Designers who merged art and function, including Louis Comfort Tiffany, also are represented.

"I was in the middle of a world that was completely unknown to me," Bluhm said of their quest for these objects, which led to some delightful experiences. An Internet search took Bluhm to a gaslight restoration shop in France. When the proprietor turned on all the gas lamps at once, Bluhm recalled, "It was magical."

They unearthed entire organizations of aficionados, including a group of volunteers that operates an energy museum in France that is open only once a month.

"A lot of people out there ... just have a passion for historical light," Bluhm says.

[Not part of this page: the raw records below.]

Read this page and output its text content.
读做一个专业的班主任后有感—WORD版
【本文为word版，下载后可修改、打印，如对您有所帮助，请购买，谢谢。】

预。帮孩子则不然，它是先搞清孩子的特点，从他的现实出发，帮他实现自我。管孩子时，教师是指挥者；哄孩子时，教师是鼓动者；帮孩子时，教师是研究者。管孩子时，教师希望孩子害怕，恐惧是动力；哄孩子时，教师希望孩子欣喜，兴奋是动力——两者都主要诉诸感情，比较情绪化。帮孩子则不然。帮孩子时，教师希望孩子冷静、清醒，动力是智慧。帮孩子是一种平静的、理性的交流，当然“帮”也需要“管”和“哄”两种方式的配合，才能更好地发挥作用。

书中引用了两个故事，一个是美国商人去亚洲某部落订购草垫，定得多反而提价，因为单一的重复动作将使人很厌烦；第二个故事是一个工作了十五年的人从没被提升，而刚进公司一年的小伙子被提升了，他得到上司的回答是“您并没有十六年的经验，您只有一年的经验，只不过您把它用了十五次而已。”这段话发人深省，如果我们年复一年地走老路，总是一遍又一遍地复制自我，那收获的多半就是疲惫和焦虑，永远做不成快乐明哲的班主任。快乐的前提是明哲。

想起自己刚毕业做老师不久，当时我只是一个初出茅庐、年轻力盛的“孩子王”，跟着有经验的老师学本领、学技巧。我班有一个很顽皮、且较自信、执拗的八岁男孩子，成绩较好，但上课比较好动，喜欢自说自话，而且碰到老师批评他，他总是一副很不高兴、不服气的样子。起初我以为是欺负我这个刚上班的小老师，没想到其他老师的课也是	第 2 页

Raiding its own collection

The Carnegie's unique setup - industrialist Andrew Carnegie built the Museum of Art, the Museum of Natural History, and the Carnegie Library all under one roof - allowed the curators to easily raid other collections for objects and period books defining how light works, and also tap experts to explain the objects' significance.

The curators also mined a collection at Harvard University and traveled offbeat paths to locate what they needed. Because many items couldn't cross the Atlantic from Amsterdam, some duplicates or similar pieces had to be found; thus each exhibit took on distinct characteristics.

Among the most fascinating items are early projectors: A 1760 lantern used for showing glass slides encases an oil lamp in a wood box with a metallic reflector and a stovepipe chimney. The Lubin projector (circa 1900) is an ungainly contraption with bicycle chains, springs, wheels, gears, a crank, and a plug, with a big tin box enclosing an electric bulb.

One of the most important 19th-century technological developments, the Fresnel lens (used in lighthouse beacons), allowed governments and companies to build international trade routes and overseas empires. Like the traditional torchbearer image, the exhibition explains, lighthouses became symbols of the spread of Western ideals (including liberty and enlightenment) around the globe.

"Light!" is divided into five sections: A Ray of Light (refraction, reflection, focus, shadows, photography); the Light of Nature (light and shade, daylight, twilight); Makers of Light (God, the state, capitalism); Personal Lights (wicks, burners); and Public Lighting (gaslight, electric).

A centerpiece is Van Gogh's "Gauguin's Chair," which is shown as the artist saw it in four different kinds of light: natural daylight, an open gas flame, an incandescent gas flame, and an electric arc light.

The lights of Van Gogh's era were re-created by a Rochester, N.Y., designer, who invented a system capable of reproducing the spectra of any illumination style.

When she saw his effects on a poster of the famed painting, Lippincott says she was amazed. "[That's when] I realized the exhibit would work," she says. "It's such fun to see people getting it."